Chapitre 4 : Au cœur de l’Amazonie

Chapitre 4 : Au cœur de l’Amazonie

À notre retour à La Paz, nous avons retrouvé Guillaume et Nicolas, deux amis de France rencontrés au Pérou. Très vite, le plan était posé : on partirait ensemble pour vivre l’Amazonie.

La veille du départ, on a eu la brillante idée de finir en boîte techno. Nuit étrange, ambiance folklo, et forcément le lendemain… compliqué. Mais pas le choix : à 17h, nous embarquions pour Rurrenabaque. Dix-sept heures de bus, sur une route vertigineuse, cahoteuse, interminable. Le genre de trajet qui peut faire perdre des années de vie. Pourtant, la fatigue a gagné : on a dormi. Et au petit matin, miracle, nous étions aux portes de l’Amazonie.

L’air était lourd, humide, moite. Rien à voir avec l’Altiplano. Nous avons passé la journée au bord de la piscine d’un petit hôtel, à récupérer, à flotter dans l’eau, à nous préparer mentalement. Ce soir-là, personne n’a fait les malins : demain, la jungle nous attendait.

Après un petit-déjeuner costaud, nous avons pris le bateau puis la piste pour rejoindre la Selva – la jungle dense, moite, impénétrable. Notre guide s’appelait Hernan, un mélange improbable entre un Maori et un Bolivien.. avec son acolyte. Rien que leurs têtes annonçaient l’aventure.

Premier arrêt : presser la canne à sucre, un jus frais qui nous a semblé être le meilleur du monde. Puis, après plusieurs heures de bateau, nous avons atteint un campement. La plupart du groupe s’y arrêtait pour la nuit. Pas nous. Avec Guillaume, Nicolas et Lola, nous avons choisi l’option jungle.

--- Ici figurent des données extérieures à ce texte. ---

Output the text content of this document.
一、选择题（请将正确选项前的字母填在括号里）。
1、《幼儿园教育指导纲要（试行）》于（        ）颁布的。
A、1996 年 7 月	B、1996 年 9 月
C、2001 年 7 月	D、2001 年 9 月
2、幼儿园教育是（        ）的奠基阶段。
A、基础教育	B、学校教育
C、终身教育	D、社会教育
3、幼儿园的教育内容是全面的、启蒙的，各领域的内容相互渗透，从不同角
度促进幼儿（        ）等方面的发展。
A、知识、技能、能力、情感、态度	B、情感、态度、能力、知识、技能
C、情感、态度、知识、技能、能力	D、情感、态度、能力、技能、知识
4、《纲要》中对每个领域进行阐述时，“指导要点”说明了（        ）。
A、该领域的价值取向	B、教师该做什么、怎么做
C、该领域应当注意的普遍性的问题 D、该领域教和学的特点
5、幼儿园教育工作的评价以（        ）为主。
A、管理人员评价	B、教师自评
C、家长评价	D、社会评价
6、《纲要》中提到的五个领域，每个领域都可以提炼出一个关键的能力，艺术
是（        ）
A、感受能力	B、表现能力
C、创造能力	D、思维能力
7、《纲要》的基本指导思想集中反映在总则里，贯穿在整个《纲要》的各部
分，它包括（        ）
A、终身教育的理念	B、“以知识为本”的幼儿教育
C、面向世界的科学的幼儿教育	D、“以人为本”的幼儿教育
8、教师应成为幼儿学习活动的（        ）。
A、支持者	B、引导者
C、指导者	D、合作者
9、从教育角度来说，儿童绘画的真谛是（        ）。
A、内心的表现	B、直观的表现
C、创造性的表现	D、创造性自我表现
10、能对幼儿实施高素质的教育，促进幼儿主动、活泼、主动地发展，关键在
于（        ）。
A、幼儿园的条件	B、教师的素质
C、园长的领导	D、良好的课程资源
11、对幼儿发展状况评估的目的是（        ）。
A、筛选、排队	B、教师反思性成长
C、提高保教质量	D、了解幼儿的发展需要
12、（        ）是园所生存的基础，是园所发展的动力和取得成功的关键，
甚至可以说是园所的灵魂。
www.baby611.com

Sac sur le dos, quatre litres d’eau chacun, nous avons marché plus de trois heures et demie dans une moiteur étouffante. On ruisselait, mais la jungle nous happait. Hernan nous a fait goûter des termites et montrer comment fabriquer des gourdes de fortune avec des feuilles. On riait, on se croyait dans Koh-Lanta.

À la tombée de la nuit, lessivés, nous avons plongé dans la rivière. Hernan, sérieux :
— « Pas trop longtemps. Les crocos sortent à la nuit. »
On a ri. Mais non, il ne plaisantait pas.

Le campement était minimaliste : tapis de yoga au sol, une moustiquaire pour tout bouclier. Mais l’ambiance était dingue. On a préparé des pâtes aux légumes autour du feu, fiers comme des explorateurs. Puis est venue l’épreuve de la vaisselle… dans la rivière.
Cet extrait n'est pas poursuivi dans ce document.